Point is, I'm ok with the occasional narrative box - this isn't a TV show, after all, though nor do I necessarily miss the old days when somebody like a John Byrne might have had the panels filled as much with words as art, and I'm very much a words kind of guy - but here, and to better observe the convention Miller had already established, a simple "Later" would have done the trick (they did just this last issue). A small detail, perhaps, but the sort of thing that distracts nonetheless. Maybe they are preparing us for more, and more regularly, to come? Hope not - one of the things I like best about the completely unrelated Walking Dead book is its complete lack of captions and narrative exposition. So much better to keep you in the action.

4Art - 4: I continue not to have much in the way of complaint regarding the artwork - it's generally pro-grade and effective, if not especially original or otherwise ground-breaking. Of all the likenesses, especially neither Chloe nor Lois look much at all like Alison Mack and Erica Durance, but frankly I don't really care about this.

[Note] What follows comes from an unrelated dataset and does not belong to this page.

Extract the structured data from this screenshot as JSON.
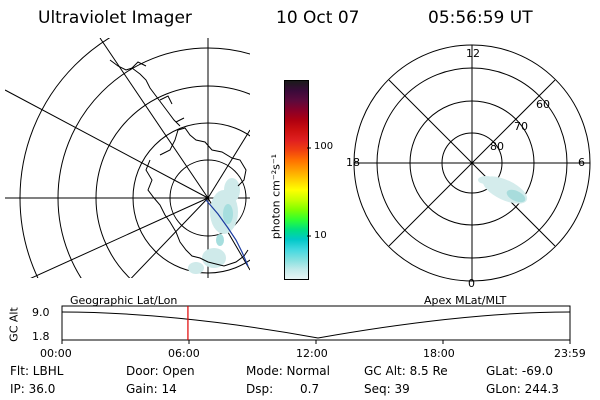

Of special note in this issue is the full-page panel of the would-be smuggler lying on the ground debilitated by Green Arrow's stun darts (or whatever you want to call them). Good use of color and frame.

That said, I am finding the sound effects to be overwrought and distracting. I didn't need to hear General Lane sipping his coffee last issue, and the "TUN-NUN-NUN-NUN-NUN" when Green Arrow's arrow arrives on the scene this week could have done with a "nun" or two fewer. (I don't even want to mention the "Clickety-clack-clickety-clack" of keyboards this week and last.) Done well, sound effects can greatly enhance the comic book reading experience; here, I'm feeling like we're still working out the balance.